March 30, 2017
On Tuesday, April 11, the Department of African American Studies will sponsor a panel discussion with three former members of the Black Panther Party to explore the lessons and legacy of the group's mission. The panel has been organized by Dr. Adam Ewing.
The Black Panther Party (BPP) burst onto the national scene on May 2, 1967, when members of the Oakland-based organization marched into the California State Assembly chambers—armed with pistols and rifles—to protest anti-gun legislation meant to curtail the activities of the group. By the end of the decade, Panther chapters had opened across the country, and an International Section had been established in Algiers, Algeria. The organization’s powerful critique of “internal colonialism,” its community programs, and its uncompromising stand against racism, imperialism, and capitalism earned the Panthers widespread respect among allies at home and abroad. The Panthers’ commitment to armed self-defense and revolutionary transformation also attracted the attention of FBI Director J. Edgar Hoover, who declared the organization “the greatest internal threat to the internal security of the country,” and made the Panthers the primary target of his agency’s secret Counterintelligence Program (COINTELPRO), established in August 1967.

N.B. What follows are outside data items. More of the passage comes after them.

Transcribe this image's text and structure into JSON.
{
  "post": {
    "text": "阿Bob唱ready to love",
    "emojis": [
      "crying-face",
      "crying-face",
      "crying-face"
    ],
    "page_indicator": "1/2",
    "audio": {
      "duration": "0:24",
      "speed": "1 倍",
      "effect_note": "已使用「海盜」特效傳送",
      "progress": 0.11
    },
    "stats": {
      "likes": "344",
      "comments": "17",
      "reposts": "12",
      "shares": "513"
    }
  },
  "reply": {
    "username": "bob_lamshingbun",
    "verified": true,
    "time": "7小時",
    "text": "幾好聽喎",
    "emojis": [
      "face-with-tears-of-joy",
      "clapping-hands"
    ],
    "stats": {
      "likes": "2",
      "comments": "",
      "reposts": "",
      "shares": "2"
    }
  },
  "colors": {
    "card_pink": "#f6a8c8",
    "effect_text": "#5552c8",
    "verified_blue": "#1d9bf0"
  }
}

Much of what has filtered down about the Panthers in popular memory remains incorrect or incomplete—a product, in part, of the determined efforts of Hoover and his agents to discredit and undermine the legitimacy of the organization among prospective sympathizers. This is a shame, not only because the BPP was one of the most important protest organizations of the twentieth century, but because its basic critique of the conditions facing black ghetto residents—police harassment and brutality, structural poverty, widespread neglect—have remained fundamentally unaddressed in the years since the Party’s destruction. In our current, post-Ferguson era, it is worth understanding why the Panthers’ demands went unmet in 1967, and how we might use this knowledge, fifty years later, to build a more just and more equitable future.
To explore the lessons and legacies of the Black Panther Party, VCU’s Department of African American Studies has invited three former members of the Party to campus to engage in a discussion with members of the VCU and broader Richmond community:
Jihad Abdulmumit is a former member of the Plainfield, New Jersey chapter of the Party, and later joined the Black Liberation Army (BLA). He currently serves as national chair of the Jericho Movement, which advocates for the release of former Panthers who remain in prison, and for the release of other political prisoners. Abdulmumit himself was a political prisoner, incarcerated for more the two decades for his activities with the BLA.
Pamela Hanna is a former member of the New York chapter of the Party.
Sekou Odinga is a former member of the Organization of Afro-American Unity (OAAU), a founding member of the New York chapter of the BPP, and the section leader for the Bronx. He later joined the Black Liberation Army. Odinga was released from prison in 2014, after spending more than two decades behind bars for, among other things, assisting in the escape of exiled BPP and BLA member, Assata Shakur.
The panel will be held on Tuesday, April 11 at 7:30 PM in the second-floor space of the Depot (814 West Broad Street). The event is free and open to the public.